The 6 Principles For Adding Effects

The 6 principles for adding effects image

A major element of a mix is dimension, which is the ambient field that the track or tracks sits in. Dimension can be captured while recording, but it’s usually created or enhanced when mixing by adding effects such as reverb, delay, or modulation. Dimension might mean re-creating an acoustic environment, but it could also mean adding width or depth to a track to try to spruce up a boring sound. There are 6 principles that offer a general guideline on how effects can be used. 

Principle 1: Picture the performer in an acoustic space and then re-create that space around him. 

This method usually saves time, as it’s a lot faster than simply experimenting with different effects presets until something excites you (although that method can work, too). Also, the artificially created acoustic space needn’t be a natural one. In fact, as long as it fits the music, the more creative the better. 

Principle 2: Smaller reverbs or short delays make things sound bigger. 

Reverbs with decays under a second (and usually much shorter than that) and delays under 100 milliseconds (again, usually a lot shorter than that) tend to make the track sound bigger rather than push it back in the mix, especially if the reverb or delay is in stereo. 

Many times a reverb will be used with the decay parameter turned down as far as it will go (which may be as low as 0.1 seconds), but this setting is sometimes the most difficult for a digital reverb to reproduce, resulting in a metallic sound. If this occurs, sometimes lengthening the decay time a little or trying a different preset will result in a smoother, less tinny sound, or you can try another plugin or hardware unit that performs better under these conditions. Of the 6 principles, this one is the most overlooked.

Principle 3: Long delays, long reverb predelay, and reverb decay settings push a sound further away if the level of the effect is loud enough. 

Delays and predelays (see the section later in the chapter on reverb) longer than 100 milliseconds are distinctly heard and begin to push the sound away from the listener. 

The trick between something sounding big or just distant is the level of the effect. When the decay or delay is short and the level is loud, the track sounds big. When the decay or delay is long and loud, the track just sounds far away. 

Principle 4: If delays are timed to the tempo of the track, they add depth without being noticeable. 

Most mixers set the delay time to the tempo of the track. (See the section on delay for how to do this.) This makes the delay pulse with the music and adds a reverb type of environment to the sound. It also makes the delay seem to disappear as a discrete repeat, but it still adds a smoothing quality to the mix element. 

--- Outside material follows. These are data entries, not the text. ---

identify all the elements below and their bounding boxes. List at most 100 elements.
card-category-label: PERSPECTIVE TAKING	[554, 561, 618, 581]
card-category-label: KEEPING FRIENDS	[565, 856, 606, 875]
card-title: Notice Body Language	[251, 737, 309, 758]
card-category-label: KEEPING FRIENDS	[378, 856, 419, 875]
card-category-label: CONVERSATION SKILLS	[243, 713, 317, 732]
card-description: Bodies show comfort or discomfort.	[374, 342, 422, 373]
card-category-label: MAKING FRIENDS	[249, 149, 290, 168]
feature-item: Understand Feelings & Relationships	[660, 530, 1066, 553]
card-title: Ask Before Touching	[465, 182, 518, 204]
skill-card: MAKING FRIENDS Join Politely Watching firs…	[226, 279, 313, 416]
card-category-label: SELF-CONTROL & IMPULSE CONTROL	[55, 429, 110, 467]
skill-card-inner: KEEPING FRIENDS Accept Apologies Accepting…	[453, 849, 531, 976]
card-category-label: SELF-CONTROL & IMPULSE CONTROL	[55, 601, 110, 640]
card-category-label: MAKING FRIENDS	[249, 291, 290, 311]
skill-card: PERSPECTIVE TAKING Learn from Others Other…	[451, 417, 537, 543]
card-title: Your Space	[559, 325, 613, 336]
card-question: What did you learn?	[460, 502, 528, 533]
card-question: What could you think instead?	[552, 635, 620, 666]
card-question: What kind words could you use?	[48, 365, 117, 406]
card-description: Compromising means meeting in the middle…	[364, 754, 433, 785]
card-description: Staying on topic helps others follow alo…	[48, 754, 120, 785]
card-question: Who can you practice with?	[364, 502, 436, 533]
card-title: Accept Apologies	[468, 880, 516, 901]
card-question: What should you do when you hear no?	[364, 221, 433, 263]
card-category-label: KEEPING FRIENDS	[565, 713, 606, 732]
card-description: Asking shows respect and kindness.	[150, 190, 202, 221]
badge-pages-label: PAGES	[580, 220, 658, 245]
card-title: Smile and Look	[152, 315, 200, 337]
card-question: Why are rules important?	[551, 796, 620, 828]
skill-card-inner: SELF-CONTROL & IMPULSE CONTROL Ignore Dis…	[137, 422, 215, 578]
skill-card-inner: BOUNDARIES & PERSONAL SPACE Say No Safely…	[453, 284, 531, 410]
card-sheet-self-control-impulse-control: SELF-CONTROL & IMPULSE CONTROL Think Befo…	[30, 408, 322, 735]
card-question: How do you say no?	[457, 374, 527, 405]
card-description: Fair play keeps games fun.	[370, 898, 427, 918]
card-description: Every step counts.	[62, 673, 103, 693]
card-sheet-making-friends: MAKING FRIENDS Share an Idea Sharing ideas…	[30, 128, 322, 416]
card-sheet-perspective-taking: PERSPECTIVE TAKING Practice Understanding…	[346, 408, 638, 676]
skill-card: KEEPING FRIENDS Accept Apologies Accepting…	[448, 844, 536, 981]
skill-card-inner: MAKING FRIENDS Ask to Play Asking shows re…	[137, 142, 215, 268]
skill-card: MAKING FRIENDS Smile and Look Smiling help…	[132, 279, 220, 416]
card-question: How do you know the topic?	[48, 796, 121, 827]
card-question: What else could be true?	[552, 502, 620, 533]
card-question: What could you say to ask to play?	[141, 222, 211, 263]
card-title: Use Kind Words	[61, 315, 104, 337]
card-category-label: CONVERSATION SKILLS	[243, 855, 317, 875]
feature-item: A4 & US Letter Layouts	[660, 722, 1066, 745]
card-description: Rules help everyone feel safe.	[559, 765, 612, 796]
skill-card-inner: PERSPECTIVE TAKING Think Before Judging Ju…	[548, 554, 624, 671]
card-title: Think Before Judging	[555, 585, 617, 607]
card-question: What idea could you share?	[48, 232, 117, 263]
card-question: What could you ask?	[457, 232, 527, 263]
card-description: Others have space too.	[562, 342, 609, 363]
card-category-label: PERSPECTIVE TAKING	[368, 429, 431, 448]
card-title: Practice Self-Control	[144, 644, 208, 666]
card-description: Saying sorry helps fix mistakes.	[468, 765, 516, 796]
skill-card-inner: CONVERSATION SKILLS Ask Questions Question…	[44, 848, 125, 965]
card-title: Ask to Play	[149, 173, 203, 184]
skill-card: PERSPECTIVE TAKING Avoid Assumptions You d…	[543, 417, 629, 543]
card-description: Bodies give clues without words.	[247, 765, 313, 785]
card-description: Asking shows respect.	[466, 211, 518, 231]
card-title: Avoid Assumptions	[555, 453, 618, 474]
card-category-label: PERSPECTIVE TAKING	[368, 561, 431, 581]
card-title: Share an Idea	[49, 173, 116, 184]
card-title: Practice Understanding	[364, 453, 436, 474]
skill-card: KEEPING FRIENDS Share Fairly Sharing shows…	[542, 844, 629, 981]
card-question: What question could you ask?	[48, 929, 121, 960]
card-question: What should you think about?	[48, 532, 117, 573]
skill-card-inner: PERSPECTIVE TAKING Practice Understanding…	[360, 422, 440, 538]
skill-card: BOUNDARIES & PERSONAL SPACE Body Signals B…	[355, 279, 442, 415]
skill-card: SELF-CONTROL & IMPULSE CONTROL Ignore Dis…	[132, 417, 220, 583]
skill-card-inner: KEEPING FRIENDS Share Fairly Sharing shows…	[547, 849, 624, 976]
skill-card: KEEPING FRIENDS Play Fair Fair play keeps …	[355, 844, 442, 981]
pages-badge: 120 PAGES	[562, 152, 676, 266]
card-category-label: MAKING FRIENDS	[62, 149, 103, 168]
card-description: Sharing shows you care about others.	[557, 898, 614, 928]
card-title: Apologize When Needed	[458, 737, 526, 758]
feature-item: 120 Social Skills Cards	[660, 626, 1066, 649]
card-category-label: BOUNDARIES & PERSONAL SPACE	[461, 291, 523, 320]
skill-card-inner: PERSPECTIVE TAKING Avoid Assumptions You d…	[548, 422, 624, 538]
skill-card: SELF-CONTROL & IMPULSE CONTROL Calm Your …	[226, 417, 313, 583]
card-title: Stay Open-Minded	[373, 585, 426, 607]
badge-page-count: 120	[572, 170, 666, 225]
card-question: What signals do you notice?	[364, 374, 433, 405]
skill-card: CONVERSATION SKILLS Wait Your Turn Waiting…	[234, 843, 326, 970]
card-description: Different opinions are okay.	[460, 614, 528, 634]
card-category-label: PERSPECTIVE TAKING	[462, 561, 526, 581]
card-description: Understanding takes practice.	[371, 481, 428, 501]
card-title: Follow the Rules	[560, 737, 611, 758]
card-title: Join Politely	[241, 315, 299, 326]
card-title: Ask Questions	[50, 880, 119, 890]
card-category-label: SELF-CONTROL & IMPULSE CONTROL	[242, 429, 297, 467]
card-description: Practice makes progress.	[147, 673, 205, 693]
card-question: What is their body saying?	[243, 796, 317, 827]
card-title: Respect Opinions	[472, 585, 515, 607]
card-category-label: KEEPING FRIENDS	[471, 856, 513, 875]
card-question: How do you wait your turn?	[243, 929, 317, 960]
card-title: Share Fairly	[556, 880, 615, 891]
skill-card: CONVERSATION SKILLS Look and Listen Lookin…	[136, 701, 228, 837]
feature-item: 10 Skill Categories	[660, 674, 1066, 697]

Principle 5: If delays are not timed to the tempo of the track, they stick out. 

Sometimes you want to distinctly hear a delay and the best way to do that is to make sure that the delay is not exactly timed to the track. Start by first putting the delay in time; then slowly alter the timing until the desired effect is achieved. 

Principle 6: Reverbs sound smoother when timed to the tempo of the track. 

Reverbs are timed to the track by triggering them off of a snare hit and adjusting the decay parameter so that the decay just dies before another snare hit. The idea is to make the decay “breathe” with the track. One way to achieve this is by making everything as big as possible at the shortest setting first, then gradually making the settings longer until it’s in time with the track. 

Of course, the biggest part of adding effects to a mix is experience, but keeping these 6 principles in mind will provide a perfect place to start.